ЧЕРЕЗ ЧЕТЫРЕ РЕКИ
Любовь Трофимовна родилась 21 июня 1923 года в Курске. День её восемнадцатилетия стал последним днём мирной жизни. После полудня город беспокойно переговаривался: что будет дальше? отразят ли наши нападение? приблизится ли враг? Красной Армии ещё многому предстояло научиться — через огромную кровь и поражения. Фронт покатился на восток. В конце августа Курск подвергся первым бомбардировкам.
Жили в надежде, что всё-таки минует, всё-таки армия сдюжит именно здесь, уже завтра. В медицинском техникуме, где училась Любовь Коноваленко, продолжалась учёба. Выпускной состоялся ночью, при закрытых окнах — в темноте город скрывался от вражеских самолётов.
Назначение молодая медсестра получила в 15 километрах от дома, под Курском, в местечко Свобода — там были санаторий и районная больница. В конце октября ей дали первый за месяц выходной — на 1—2 ноября. Идти нужно было уже не 15 километров, а все 25 — привычную дорогу постоянно бомбили. Долго ли коротко, но до дома добраться удалось. А первого ноября, в субботу, начались оборонительные бои за город. К вечеру воскресенья всё было кончено, ночью Курск был оставлен врагу.
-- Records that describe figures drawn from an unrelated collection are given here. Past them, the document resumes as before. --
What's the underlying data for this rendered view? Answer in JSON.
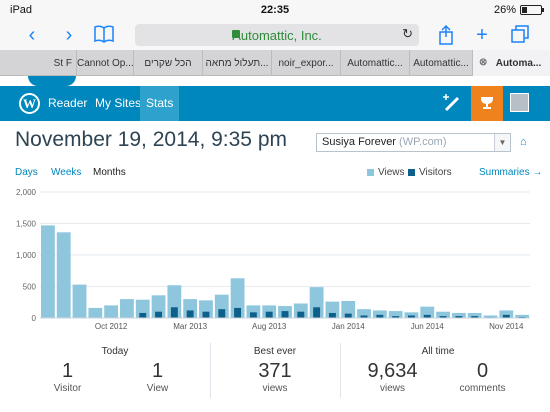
{
  "status_bar": {
    "device": "iPad",
    "time": "22:35",
    "battery": "26%",
    "battery_level": 0.26
  },
  "browser": {
    "url": "Automattic, Inc.",
    "tabs": [
      "St F",
      "Cannot Op...",
      "הכל שקרים",
      "תעלול מחאה...",
      "noir_expor...",
      "Automattic...",
      "Automattic...",
      "Automa..."
    ],
    "active_tab_index": 7
  },
  "nav": {
    "reader": "Reader",
    "my_sites": "My Sites",
    "stats": "Stats"
  },
  "header": {
    "date": "November 19, 2014, 9:35 pm",
    "site_name": "Susiya Forever",
    "site_host": "(WP.com)"
  },
  "periods": {
    "days": "Days",
    "weeks": "Weeks",
    "months": "Months",
    "selected": "Months"
  },
  "legend": {
    "views": "Views",
    "visitors": "Visitors",
    "summaries": "Summaries →"
  },
  "colors": {
    "views": "#8dc6dd",
    "visitors": "#0e5f8a",
    "nav": "#0087be",
    "accent": "#f0821e"
  },
  "chart_data": {
    "type": "bar",
    "y_ticks": [
      "2,000",
      "1,500",
      "1,000",
      "500",
      "0"
    ],
    "ylim": [
      0,
      2000
    ],
    "x_labels": [
      {
        "label": "Oct 2012",
        "index": 4
      },
      {
        "label": "Mar 2013",
        "index": 9
      },
      {
        "label": "Aug 2013",
        "index": 14
      },
      {
        "label": "Jan 2014",
        "index": 19
      },
      {
        "label": "Jun 2014",
        "index": 24
      },
      {
        "label": "Nov 2014",
        "index": 29
      }
    ],
    "series": [
      {
        "name": "Views",
        "values": [
          1470,
          1360,
          530,
          160,
          200,
          300,
          290,
          360,
          520,
          300,
          280,
          370,
          630,
          200,
          200,
          190,
          230,
          490,
          260,
          270,
          140,
          120,
          110,
          90,
          180,
          100,
          80,
          80,
          40,
          120,
          50
        ]
      },
      {
        "name": "Visitors",
        "values": [
          0,
          0,
          0,
          0,
          0,
          0,
          80,
          100,
          170,
          120,
          100,
          140,
          160,
          90,
          100,
          110,
          100,
          170,
          80,
          70,
          40,
          50,
          30,
          40,
          50,
          30,
          30,
          30,
          10,
          50,
          15
        ]
      }
    ]
  },
  "summary": {
    "today": {
      "heading": "Today",
      "visitor_count": "1",
      "visitor_label": "Visitor",
      "view_count": "1",
      "view_label": "View"
    },
    "best_ever": {
      "heading": "Best ever",
      "count": "371",
      "label": "views"
    },
    "all_time": {
      "heading": "All time",
      "views": "9,634",
      "views_label": "views",
      "comments": "0",
      "comments_label": "comments"
    }
  }
}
Любовь Коноваленко на два года попала в оккупацию. Беспросветное, скудное время, когда мало было поводов для надежд. Трижды угоняли в Германию — удавалось выжить, вернуться домой. Ей трудно вспоминать о том периоде — очень тяжёлые были месяцы.
Однако Красная Армия, отброшенная до самой Москвы, здесь встала насмерть. Жестокость гитлеровцев знали теперь все — ни одной деревни больше им не отдать! Сильный враг преподал на поле брани крепкие уроки, которые усвоили и могли не меньше спросить со своего «учителя». Столица выстояла. Немецкие войска потерпели первое стратегическое поражение. Медленно, но верно советские солдаты стали теснить врага. Всё свободнее дышала родная земля. Вот уже и Курск вновь появляется на штабных картах, где намечали новое сражение.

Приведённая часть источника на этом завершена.